Back in the late 1990s when I was working in radio, a friend of mine religously purchased a certain newspaper specifically for their competition regularly offering brand new flats as prizes. It was a token-based promotion and she entered each and every time they ran it. "Have you even thought about how easy it might be to influence the outcome?" I said during her fourth try. Puzzled, she asked what I meant. "Well, say you’re the person at the other end, unless stringent measures are in place, what’s to stop you from ensuring your friends, family or associates win?" I said. "If the winner isn’t chosen in public…you do the maths." She stopped buying the newspaper and ripped the tokens from the department copy instead.

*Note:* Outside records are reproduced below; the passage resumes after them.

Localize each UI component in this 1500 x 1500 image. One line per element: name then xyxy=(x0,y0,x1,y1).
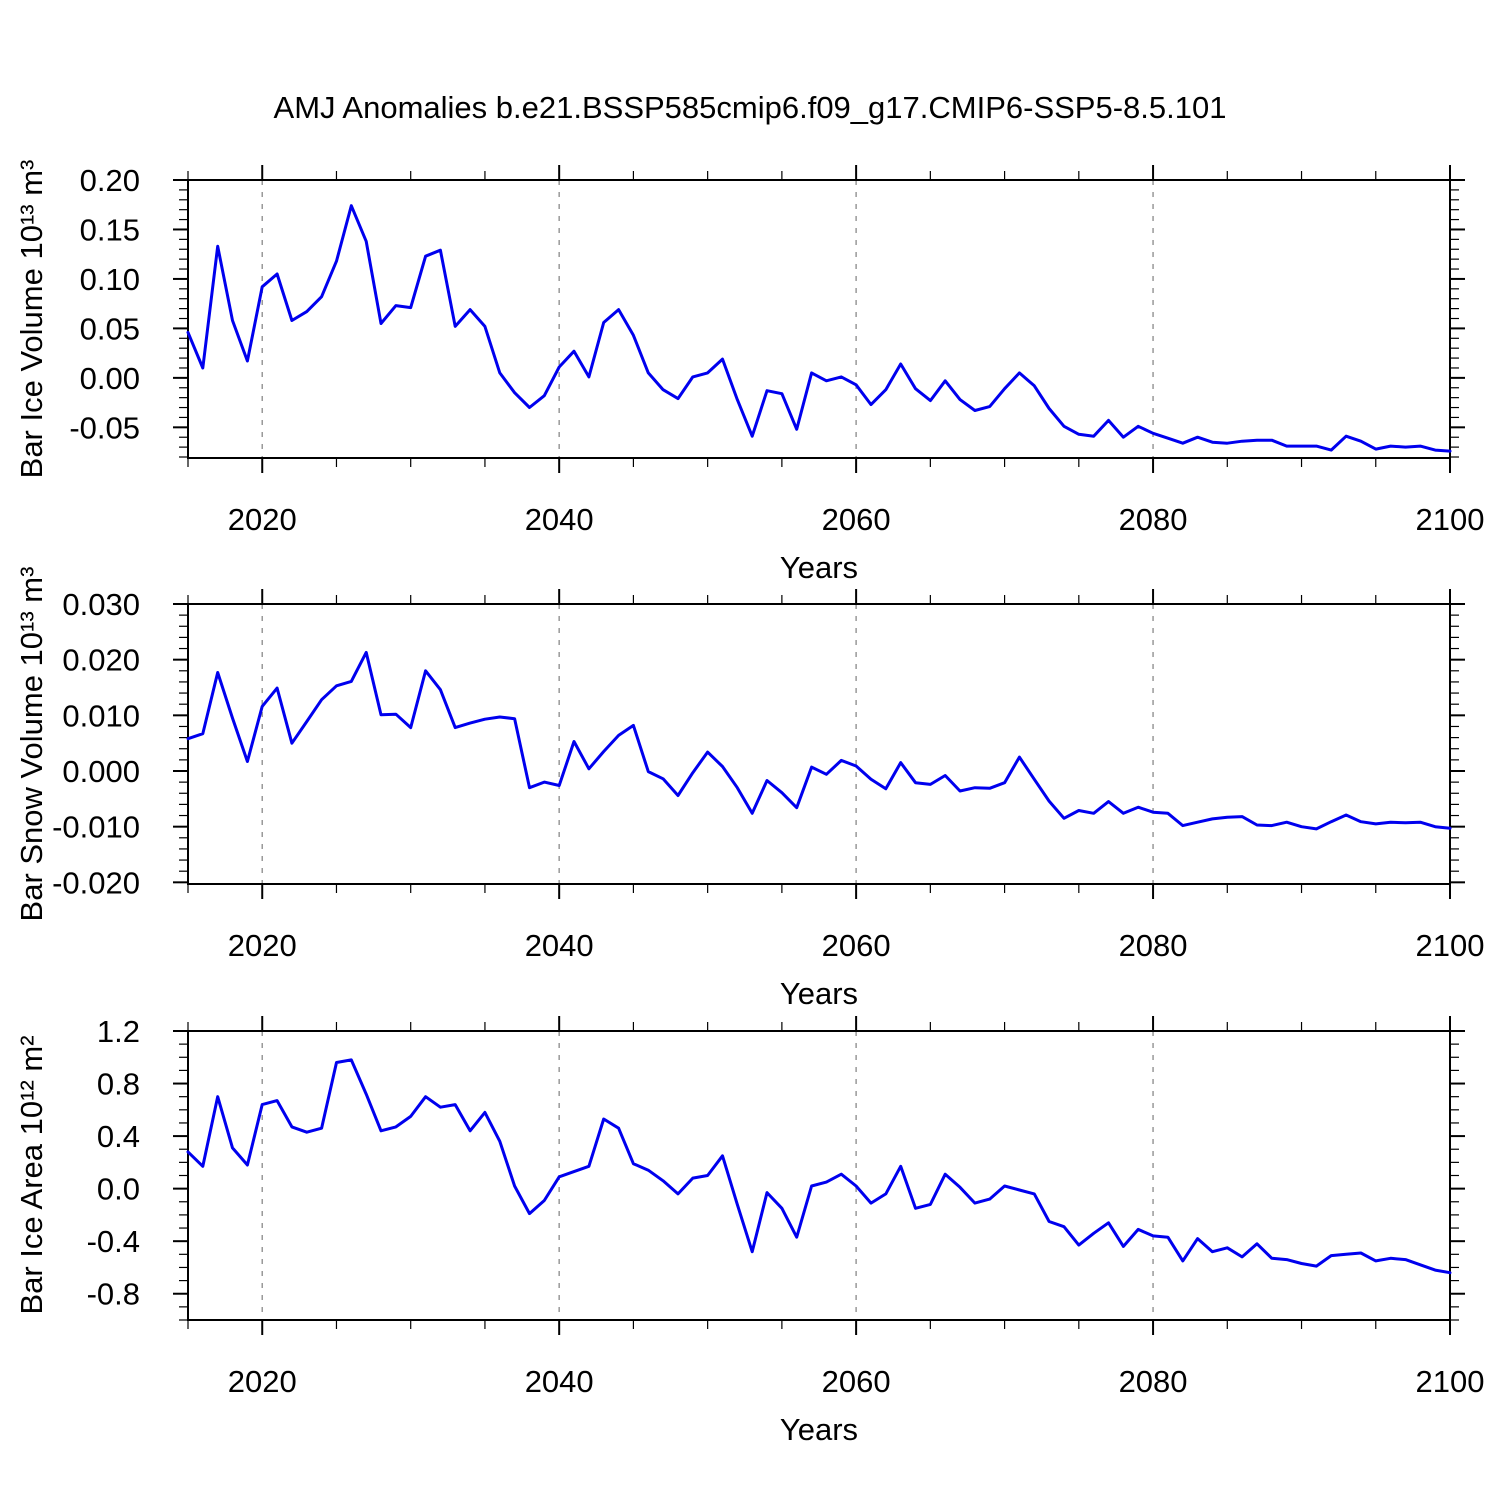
x-tick-label: 2040 xyxy=(525,502,594,537)
x-tick-label: 2020 xyxy=(228,928,297,963)
y-tick-label: 0.8 xyxy=(97,1067,140,1102)
ice-area-series-line xyxy=(186,1058,1452,1275)
years-axis-label-panel2: Years xyxy=(779,976,859,1011)
y-tick-label: -0.020 xyxy=(52,865,140,900)
x-tick-label: 2060 xyxy=(822,502,891,537)
x-tick-label: 2100 xyxy=(1416,502,1485,537)
y-tick-label: 0.05 xyxy=(80,311,140,346)
x-tick-label: 2040 xyxy=(525,1364,594,1399)
x-tick-label: 2020 xyxy=(228,502,297,537)
x-tick-label: 2080 xyxy=(1119,502,1188,537)
y-tick-label: 0.000 xyxy=(62,754,140,789)
x-tick-label: 2020 xyxy=(228,1364,297,1399)
y-tick-label: 0.00 xyxy=(80,361,140,396)
x-tick-label: 2100 xyxy=(1416,928,1485,963)
x-tick-label: 2080 xyxy=(1119,928,1188,963)
chart-title: AMJ Anomalies b.e21.BSSP585cmip6.f09_g17… xyxy=(273,90,1227,125)
x-tick-label: 2040 xyxy=(525,928,594,963)
x-tick-label: 2060 xyxy=(822,928,891,963)
years-axis-label-panel3: Years xyxy=(779,1412,859,1447)
ice-area-frame xyxy=(187,1030,1451,1321)
x-tick-label: 2060 xyxy=(822,1364,891,1399)
y-tick-label: 1.2 xyxy=(97,1014,140,1049)
y-tick-label: 0.4 xyxy=(97,1119,140,1154)
y-tick-label: -0.010 xyxy=(52,810,140,845)
x-tick-label: 2100 xyxy=(1416,1364,1485,1399)
y-tick-label: 0.020 xyxy=(62,643,140,678)
snow-volume-frame xyxy=(187,603,1451,885)
snow-volume-series-line xyxy=(186,650,1452,831)
y-tick-label: 0.10 xyxy=(80,262,140,297)
ice-volume-frame xyxy=(187,179,1451,459)
y-tick-label: 0.010 xyxy=(62,698,140,733)
y-tick-label: 0.030 xyxy=(62,587,140,622)
y-tick-label: 0.15 xyxy=(80,212,140,247)
ice-area-axis-title: Bar Ice Area 10¹² m² xyxy=(14,1035,49,1315)
y-tick-label: -0.4 xyxy=(87,1224,140,1259)
y-tick-label: -0.05 xyxy=(69,410,140,445)
y-tick-label: 0.0 xyxy=(97,1172,140,1207)
y-tick-label: -0.8 xyxy=(87,1277,140,1312)
x-tick-label: 2080 xyxy=(1119,1364,1188,1399)
years-axis-label-panel1: Years xyxy=(779,550,859,585)
y-tick-label: 0.20 xyxy=(80,163,140,198)
ice-volume-series-line xyxy=(186,204,1452,453)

That’s why, when the string of TV phone-in/vote-in blunders and premium rate scandals first became public knowledge, I didn’t bat an eyelid. As far as I’m concerned, it was a racket waiting to be exposed. What I didn’t anticipate was the scale and depth of it. So far we have: Blue Peter fined £50,000 by media watchdog Ofcom after a child posed as a phone-in competition winner; GMTV fined a record £2m by Ofcom because callers to its premium rate competitions had no chance of winning; ITV dropping the British Comedy Awards after reportedly finding irregularities with phone voting on the 2005 show; X Factor overcharging viewers for votes cast via the red button in its most recent series; ITV1’s Dancing on Ice final not processing thousands of votes properly because of a "technical problem" at the Vodafone network; ITV’s phone-in quiz channel ITV Play scrapped after some of its premium-rate competitions were exposed for asking questions almost impossible to answer; Richard and Judy’s You Say, We Pay competition under fire because thousands of viewers called a premium-rate number after contestants had already been chosen; Five fined £300,000 for faking winners on its Brainteaser quiz show (it was found to have broken the Ofcom code five times, including one instance where a crew member posed as a "winning contestant").

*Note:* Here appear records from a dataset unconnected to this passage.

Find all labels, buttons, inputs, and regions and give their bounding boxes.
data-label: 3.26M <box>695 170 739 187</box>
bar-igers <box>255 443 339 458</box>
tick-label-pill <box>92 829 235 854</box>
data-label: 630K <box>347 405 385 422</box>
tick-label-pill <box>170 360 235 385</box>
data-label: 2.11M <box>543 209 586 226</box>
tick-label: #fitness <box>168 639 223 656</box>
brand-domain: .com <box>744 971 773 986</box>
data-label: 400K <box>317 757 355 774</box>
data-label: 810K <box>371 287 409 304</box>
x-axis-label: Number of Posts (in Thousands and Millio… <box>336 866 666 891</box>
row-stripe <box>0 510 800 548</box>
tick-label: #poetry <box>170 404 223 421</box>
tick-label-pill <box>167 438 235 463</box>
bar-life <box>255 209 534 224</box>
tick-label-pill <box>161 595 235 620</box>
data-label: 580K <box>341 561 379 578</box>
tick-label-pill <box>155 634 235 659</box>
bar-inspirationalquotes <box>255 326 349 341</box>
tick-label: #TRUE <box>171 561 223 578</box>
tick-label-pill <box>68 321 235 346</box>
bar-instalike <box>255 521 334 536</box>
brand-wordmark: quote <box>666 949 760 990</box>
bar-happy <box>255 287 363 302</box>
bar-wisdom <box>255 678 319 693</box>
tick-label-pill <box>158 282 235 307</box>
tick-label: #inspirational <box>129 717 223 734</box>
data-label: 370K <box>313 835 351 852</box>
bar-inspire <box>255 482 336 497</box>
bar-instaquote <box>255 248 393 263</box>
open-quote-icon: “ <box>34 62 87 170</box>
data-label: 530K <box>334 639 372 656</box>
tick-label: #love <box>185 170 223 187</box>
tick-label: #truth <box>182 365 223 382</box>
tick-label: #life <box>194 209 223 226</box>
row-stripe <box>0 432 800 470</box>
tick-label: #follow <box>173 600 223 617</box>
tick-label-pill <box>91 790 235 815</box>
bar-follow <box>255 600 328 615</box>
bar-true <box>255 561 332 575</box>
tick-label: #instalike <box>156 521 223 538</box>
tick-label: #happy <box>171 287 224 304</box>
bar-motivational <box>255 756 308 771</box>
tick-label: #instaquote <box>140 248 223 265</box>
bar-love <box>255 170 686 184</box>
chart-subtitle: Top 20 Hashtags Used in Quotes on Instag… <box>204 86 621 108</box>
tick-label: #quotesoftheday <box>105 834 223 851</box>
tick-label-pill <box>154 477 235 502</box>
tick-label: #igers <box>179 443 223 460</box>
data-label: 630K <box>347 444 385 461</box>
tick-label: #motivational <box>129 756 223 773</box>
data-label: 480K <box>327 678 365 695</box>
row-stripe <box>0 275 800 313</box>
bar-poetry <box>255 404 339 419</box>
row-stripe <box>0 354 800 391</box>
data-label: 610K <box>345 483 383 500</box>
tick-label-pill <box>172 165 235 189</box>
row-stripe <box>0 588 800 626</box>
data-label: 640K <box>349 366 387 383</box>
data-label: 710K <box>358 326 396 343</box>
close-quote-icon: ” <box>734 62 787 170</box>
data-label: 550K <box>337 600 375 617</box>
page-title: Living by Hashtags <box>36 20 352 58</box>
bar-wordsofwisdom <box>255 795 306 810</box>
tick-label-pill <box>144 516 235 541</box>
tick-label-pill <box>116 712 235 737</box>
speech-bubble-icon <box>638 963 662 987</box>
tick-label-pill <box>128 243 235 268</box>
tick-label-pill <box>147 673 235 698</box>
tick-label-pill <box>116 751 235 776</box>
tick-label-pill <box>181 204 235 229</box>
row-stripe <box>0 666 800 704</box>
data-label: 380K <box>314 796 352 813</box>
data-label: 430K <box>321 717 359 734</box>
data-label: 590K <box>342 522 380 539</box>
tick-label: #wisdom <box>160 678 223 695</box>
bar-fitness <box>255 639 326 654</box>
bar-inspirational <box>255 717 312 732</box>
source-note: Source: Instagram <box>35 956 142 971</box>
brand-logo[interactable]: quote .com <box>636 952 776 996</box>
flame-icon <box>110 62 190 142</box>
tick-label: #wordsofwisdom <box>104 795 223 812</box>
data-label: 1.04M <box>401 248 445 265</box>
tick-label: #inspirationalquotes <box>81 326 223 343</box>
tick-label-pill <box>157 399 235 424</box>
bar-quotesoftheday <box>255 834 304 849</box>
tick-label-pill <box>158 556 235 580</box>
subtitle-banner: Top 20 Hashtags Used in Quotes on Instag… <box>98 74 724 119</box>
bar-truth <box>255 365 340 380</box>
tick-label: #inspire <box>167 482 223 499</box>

Not only is that lot the tip of the iceberg, there wil be more to come. I’d bet my house on it. It’s long been my policy never to enter a competition that required me to pay a premium-rate for the privilege of doing so. Why should I? Those costs should be met by the promoter as far as I’m concerned. I never press that ‘red button’ on my remote either (unless it’s free). Then again, it’s easy for me to say; I’m not in a desperate financial situation, I don’t care who gets voted off certain reality/talent shows and I’m also suspicious by nature. Ergo, I wasn’t suckered in. But millions of trusting people were.

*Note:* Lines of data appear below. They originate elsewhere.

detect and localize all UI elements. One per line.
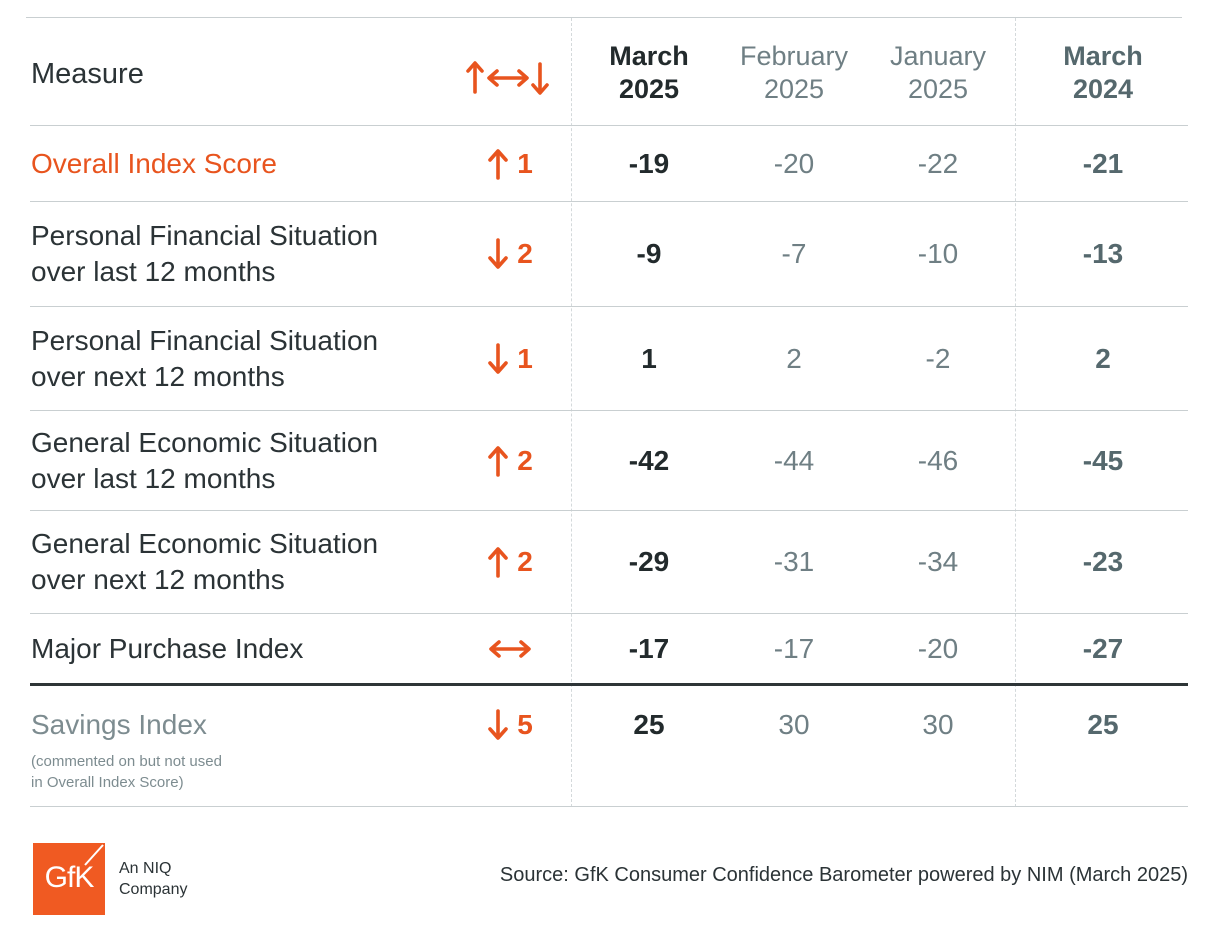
bottom-rule (30, 806, 1188, 807)
top-rule (26, 17, 1182, 18)
value-cell: 30 (922, 709, 954, 740)
down-arrow-icon (487, 709, 509, 741)
value-cell: -13 (1082, 238, 1124, 269)
value-cell: -29 (628, 546, 670, 577)
value-cell: 25 (633, 709, 665, 740)
value-cell: 25 (1087, 709, 1119, 740)
value-cell: -20 (773, 147, 815, 179)
change-major-purchase (455, 614, 565, 684)
value-cell: -42 (628, 444, 670, 476)
measure-pfs-next-12: Personal Financial Situation over next 12… (31, 324, 379, 392)
source-note: Source: GfK Consumer Confidence Baromete… (499, 864, 1188, 886)
value-cell: -21 (1082, 147, 1124, 179)
value-cell: -20 (917, 633, 959, 664)
value-cell: -31 (773, 546, 815, 577)
value-cell: 2 (786, 342, 802, 374)
value-cell: -34 (917, 546, 959, 577)
up-sideways-down-arrows-icon (466, 58, 552, 98)
value-cell: -23 (1082, 546, 1124, 577)
value-cell: -22 (917, 147, 959, 179)
savings-note: (commented on but not used in Overall In… (31, 753, 222, 791)
measure-ges-next-12: General Economic Situation over next 12 m… (31, 528, 379, 595)
savings-separator (30, 683, 1188, 686)
value-cell: -45 (1082, 444, 1124, 476)
up-arrow-icon (487, 445, 509, 477)
change-pfs-last-12: 2 (455, 202, 565, 306)
gfk-logo: GfK (33, 843, 105, 915)
header-january-2025: January 2025 (889, 41, 987, 104)
down-arrow-icon (487, 238, 509, 270)
change-overall-index: 1 (455, 126, 565, 201)
measure-savings-index: Savings Index (31, 709, 207, 740)
change-pfs-next-12: 1 (455, 307, 565, 410)
value-cell: -19 (628, 147, 670, 179)
value-cell: -7 (781, 238, 807, 269)
value-cell: 1 (641, 342, 657, 374)
change-ges-next-12: 2 (455, 511, 565, 613)
value-cell: 30 (778, 709, 810, 740)
header-february-2025: February 2025 (739, 41, 849, 104)
header-measure: Measure (31, 58, 144, 90)
header-rule (30, 125, 1188, 126)
row-rule (30, 613, 1188, 614)
value-cell: -9 (636, 238, 662, 269)
measure-overall-index: Overall Index Score (31, 147, 277, 179)
column-divider (571, 18, 572, 807)
row-rule (30, 306, 1188, 307)
up-arrow-icon (487, 546, 509, 578)
row-rule (30, 510, 1188, 511)
value-cell: -2 (925, 342, 951, 374)
value-cell: -10 (917, 238, 959, 269)
header-march-2025: March 2025 (609, 41, 689, 104)
value-cell: -17 (773, 633, 815, 664)
change-ges-last-12: 2 (455, 411, 565, 510)
sideways-arrow-icon (488, 633, 532, 665)
measure-ges-last-12: General Economic Situation over last 12 m… (31, 426, 379, 494)
value-cell: -44 (773, 444, 815, 476)
up-arrow-icon (487, 148, 509, 180)
header-march-2024: March 2024 (1063, 41, 1143, 104)
value-cell: 2 (1095, 342, 1111, 374)
niq-tagline: An NIQ Company (119, 860, 188, 898)
change-savings-index: 5 (455, 704, 565, 746)
value-cell: -46 (917, 444, 959, 476)
column-divider (1015, 18, 1016, 807)
measure-major-purchase: Major Purchase Index (31, 633, 304, 664)
row-rule (30, 201, 1188, 202)
down-arrow-icon (487, 342, 509, 375)
measure-pfs-last-12: Personal Financial Situation over last 12… (31, 220, 379, 287)
row-rule (30, 410, 1188, 411)
value-cell: -27 (1082, 633, 1124, 664)
value-cell: -17 (628, 633, 670, 664)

A long-awaited review into some ITV practices found "serious editorial issues" in Ant and Dec’s Saturday Night Takeaway, Ant and Dec’s Gameshow Marathon and Soapstar Superstar. ITV’s chairman Michael Grade has promised a comprehensive scheme to reimburse affected viewers. He said he knew the report would make "deeply uncomfortable reading" and admitted: "My overall conclusion from the review is that there was a serious cultural failing within ITV." No Michael. The failing is, quite possibly, media-wide. Personally, I won’t be voting and I won’t be calling. Instead, I’ll look out for these immortal words: ‘answers on a postcard please’.
Are you still going to enter premium-rate competitions? Will you be voting to keep your favourites in on various reality/talent shows? Let me know by adding a comment below.
Today I am mostly lovin’ – The Queer As Folk repeats on More4. Great show. And how skinny was Coronation Street’s Antony Cotton back then?
Today I am mostly hatin’ – UKTV Gold for taking Dallas off weekdays again. Cliff’s in a coma UKTV Gold! You people have rotten timing.